These are your stories

Neighbors and community serving businesses across Palo Alto are struggling with skyrocketing rents, worsening traffic and parking congestion, school crowding, airplane noise. Residents are increasingly concerned about displacement, basement dewatering, code violations, absentee neighbors, the tone of local discourse, and more.

All of those issues impact our quality of life.

Hearing and understanding each other’s stories is key to building balanced and sustainable solutions.

If you are concerned about Palo Alto’s quality of life, tell your story. Use this form to submit your story or send an email to

Local business rents

I own a fitness club that has been in business for 14 years that was doing fine until our rent was raised 30 percent last year. The landlord wanted to raise it 50 percent and we spent four months negotiating it down.  He told us he was “doing us a favor.”

I have seen many small businesses disappear over the last few years because they simply cannot survive in this environment. The entire character of our downtown is changing and it will continue to do so unless something like rent control can happen.

– resident and Downtown business owner

Community character

I returned to my hometown Palo Alto not for a job but to raise a family. My wife and I craved an unpretentious community that emphasized good, safe, public schools, libraries, and parks, and made sure the necessary resources and attention where there to sustain them. Now Palo Alto feels more like a “companies town,” where vested interests and governance is obsessed with being “world class,” and creating “vibrancy,” and where “innovation” in the service of private gain is the highest form of accomplishment.

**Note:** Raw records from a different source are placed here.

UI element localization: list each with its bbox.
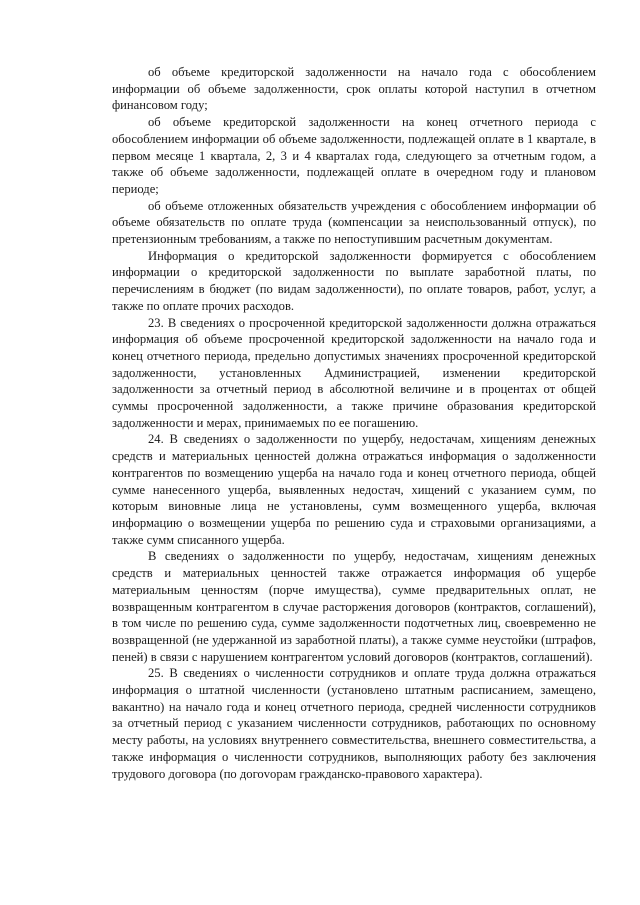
paragraph-deferred-obligations: об объеме отложенных обязательств учреждения с обособлением информации об объеме обязательств по оплате труда (компенсации за неиспользованный отпуск), по претензионным требованиям, а также по непоступившим расчетным документам. — [112, 198, 596, 247]
paragraph-item-25: 25. В сведениях о численности сотрудников и оплате труда должна отражаться информация о штатной численности (установлено штатным расписанием, замещено, вакантно) на начало года и конец отчетного периода, средней численности сотрудников за отчетный период с указанием численности сотрудников, работающих по основному месту работы, на условиях внутреннего совместительства, внешнего совместительства, а также информация о численности сотрудников, выполняющих работу без заключения трудового договора (по догоvорам гражданско-правового характера). — [112, 666, 596, 781]
paragraph-item-23: 23. В сведениях о просроченной кредиторской задолженности должна отражаться информация об объеме просроченной кредиторской задолженности на начало года и конец отчетного периода, предельно допустимых значениях просроченной кредиторской задолженности, установленных Администрацией, изменении кредиторской задолженности за отчетный период в абсолютной величине и в процентах от общей суммы просроченной задолженности, а также причине образования кредиторской задолженности и мерах, принимаемых по ее погашению. — [112, 315, 596, 430]
paragraph-creditor-debt-start: об объеме кредиторской задолженности на начало года с обособлением информации об объеме задолженности, срок оплаты которой наступил в отчетном финансовом году; — [112, 65, 596, 113]
paragraph-creditor-info: Информация о кредиторской задолженности формируется с обособлением информации о кредиторской задолженности по выплате заработной платы, по перечислениям в бюджет (по видам задолженности), по оплате товаров, работ, услуг, а также по оплате прочих расходов. — [112, 248, 596, 313]
paragraph-damage-info: В сведениях о задолженности по ущербу, недостачам, хищениям денежных средств и материальных ценностей также отражается информация об ущербе материальным ценностям (порче имущества), сумме предварительных оплат, не возвращенным контрагентом в случае расторжения договоров (контрактов, соглашений), в том числе по решению суда, сумме задолженности подотчетных лиц, своевременно не возвращенной (не удержанной из заработной платы), а также сумме неустойки (штрафов, пеней) в связи с нарушением контрагентом условий договоров (контрактов, соглашений). — [112, 549, 596, 664]
paragraph-item-24: 24. В сведениях о задолженности по ущербу, недостачам, хищениям денежных средств и материальных ценностей должна отражаться информация о задолженности контрагентов по возмещению ущерба на начало года и конец отчетного периода, общей сумме нанесенного ущерба, выявленных недостач, хищений с указанием сумм, по которым виновные лица не установлены, сумм возмещенного ущерба, включая информацию о возмещении ущерба по решению суда и страховыми организациями, а также сумм списанного ущерба. — [112, 432, 596, 547]
paragraph-creditor-debt-end: об объеме кредиторской задолженности на конец отчетного периода с обособлением информации об объеме задолженности, подлежащей оплате в 1 квартале, в первом месяце 1 квартала, 2, 3 и 4 кварталах года, следующего за отчетным годом, а также об объеме задолженности, подлежащей оплате в очередном году и плановом периоде; — [112, 115, 596, 196]
document-page — [112, 64, 596, 782]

– resident of Evergreen Park

Public trust

I’m concerned that the City increasingly demonstrates an open door policy to developers but a closed door (and deaf ear) policy to residents.

– resident of Fairmeadow

Impacts of growth

I have lived here since 1983. So many new office buildings in the last 7-10 years or so. El Camino Real seems like it is solid concrete; block like buildings with little setback crowd the street. Traffic is so congested; need to time trips to stores, post office and other areas to avoid long delays. No bookstores downtown or on California Ave. Trees are dying and incorrectly pruned. What happened?

– resident of Crescent Park

Common Sense Priorities

Palo Alto is a nice place to live, but trend is negative.  City spends too much attention chasing the latest political fad or special interest, not enough on fundamental issues stacking up.  Need more common sense.

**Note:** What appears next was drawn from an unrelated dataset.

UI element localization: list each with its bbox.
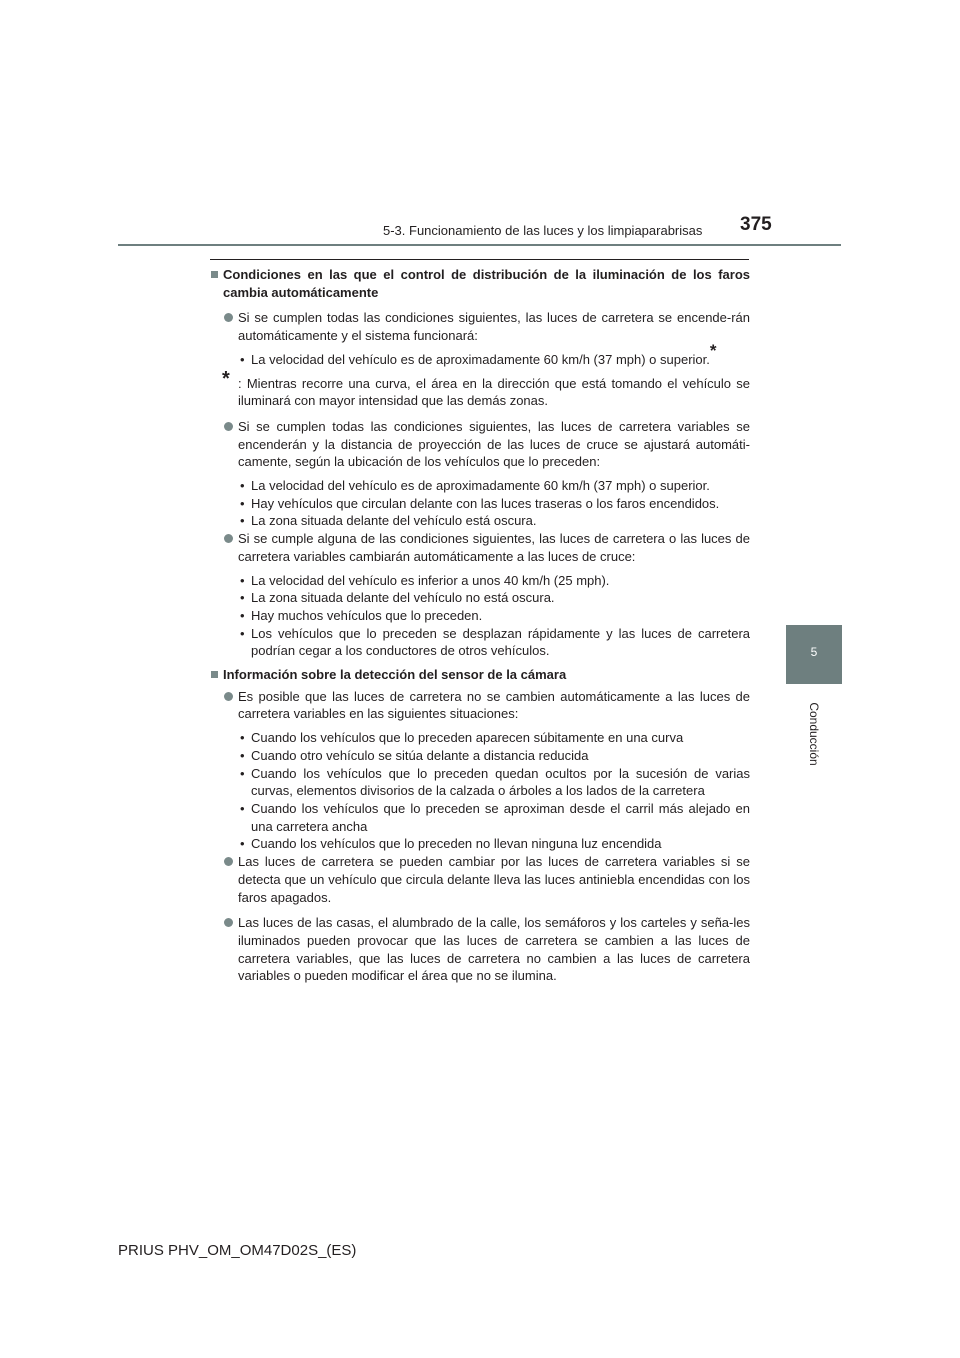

– resident of Downtown North

Balance and transparency

I am concerned that very powerful development entities (regardless of whether they are private, institutional or governmental) are subverting the democratic processes of local government, sacrificing a more balanced and open process that has been a cornerstone of local decision making that we have cherished and protected in the past.

– resident of College Terrace

Culture change

I grew up in Palo Alto and it was very clear that the top priority for the city was families. It was arguably one of the best cities in which to raise a family. Today accommodating the huge influx of hi tech workers is our new priority. I find the change very sad.

– resident of Evergreen Park

Culture change

It is distressing to see how widespread ostentatious wealth has become. The inflated cost of real estate caused by the big money from the tech industry and also many imported cash buyers. Every block has construction vehicles demolishing, remodelling, rebuilding.  The wealthy drag along the merely well-to-do. Young families are highly competitive, seeing one another at their children’s schools, measuring their homes and cars against one another. The competition is fierce, polluting the human atmosphere.
 – resident of University South

Critical services

“This year the water district failed to install the Matadero Creek Floodgates in a timely manner. I live next to the creek, and happened to notice this right before the supposedly biggest storm of the half-century, and alerted the city. The WD immediately came out and installed them (all 3 sets). However I have not been able to get a satisfactory response from them about why they “forgot” to do this, nor what they, and the city, have put into place to ensure this doesn’t happen again.

This could have been our mini-version of the Oroville dam.”